The next act was in a wood and there was the Highland paladin who had not been killed when Samson knocked him down; he had, however, been a good deal hurt and was winking more than ever. There were also a few soldiers who had either recovered or had not been knocked down in the previous scene; in these cases, as with earthquakes, one has to wait to find out who is killed and who survives. Turiddu said that Samson was being arrested and presently some more soldiers entered with a prisoner, but it was the wrong man; it was, in fact, Samson’s father. He was led away in chains. Then they brought on Samson with several yards of iron chain coiled round and hanging down from his joined hands.

Andiamo, andiamo,” said the soldiers, but the jubilant paladin could not resist the temptation to stop the soldiers and make a taunting speech which amounted to

“Here is the end of all your rage, O Sansone!”
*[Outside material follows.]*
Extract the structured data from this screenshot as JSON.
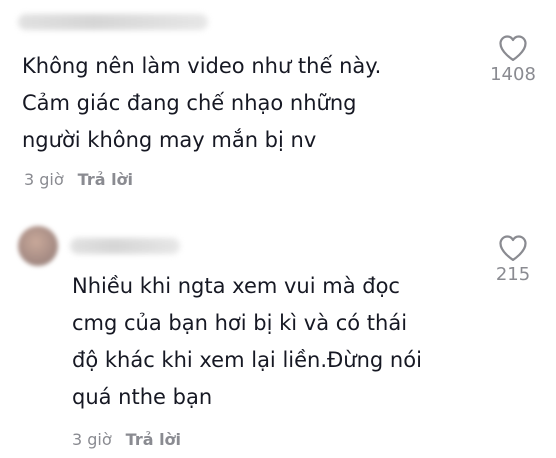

Samson listened with great forbearance and, when it was his turn, replied in a speech full of dignity, containing a great deal about gloria and vendetta and the weight of his chains and il cuore di Sansone, and he threatened them over and over again, and struggled and shook himself and made great efforts to get free, so that the soldiers shrank back. Suddenly he broke his chains, and the soldiers all ran away and Samson after them, leaving the paladin alone. A soldier soon returned and announced that Samson was committing deeds of violence behind. This frightened the paladin; he winked nervously and hurried away, exclaiming

“Arrest him, arrest him; I’m off,” amid the derisive laughter of the audience.

Then Samson came on in his fury, armed with the jawbone of an ass; Turiddu said it was of a horse, but I knew better, at least, I knew what it ought to have been. The soldiers did their best, but he knocked them all down again as before amid immense cheering.

The next scene was outside a castle in the country. Samson came on alone with his jawbone, and stood silent, very terrible, and waiting for an opportunity to break out.

The silence was prolonged. Nothing happened. It was a pause of expectation.

Then we heard a voice, a solemn, cavernous voice with a vibrato like a cinematograph, calling loud and slow

“Sansone, Sansone, Sansone!”

“Whose voice is that?” exclaimed Samson, looking round and seeing no one.

The voice repeated its call two or three times and at last Samson recognized it.

“E la voce del mio genitore.”

“Sansone, Sansone, Sansone! In questa torre sono incarcerato.”

Then Samson understood that Manoah had been arrested and imprisoned and must be delivered. He approached the castle and knocked.

“Chi e?” said the porter.

“Son io, Sansone.”

We heard a movement of consternation within the castle and then Samson called out

“Aprite.”

There was more consternation and the voice of Pasquino or Onofrio was heard speaking in dialect which made the audience laugh. The castle sent a messenger who came on and asked what Samson wanted.

“Open the door and give me my father,” said Samson with suppressed rage. Throughout Samson behaved with extreme moderation. But the messenger, instead of doing as he was told, approached Samson in a hostile manner. Samson took him in his arms and, with his great strength, threw him up and out of sight. We heard his body fall inside the castle walls.

“Aprite,” said Samson.

Then several messengers came, sometimes singly, sometimes two together, and once four soldiers came and said

“Va via, Sansone,” but they only got themselves into trouble, for he took them all up and threw them back into the castle and we heard each of them fall separately.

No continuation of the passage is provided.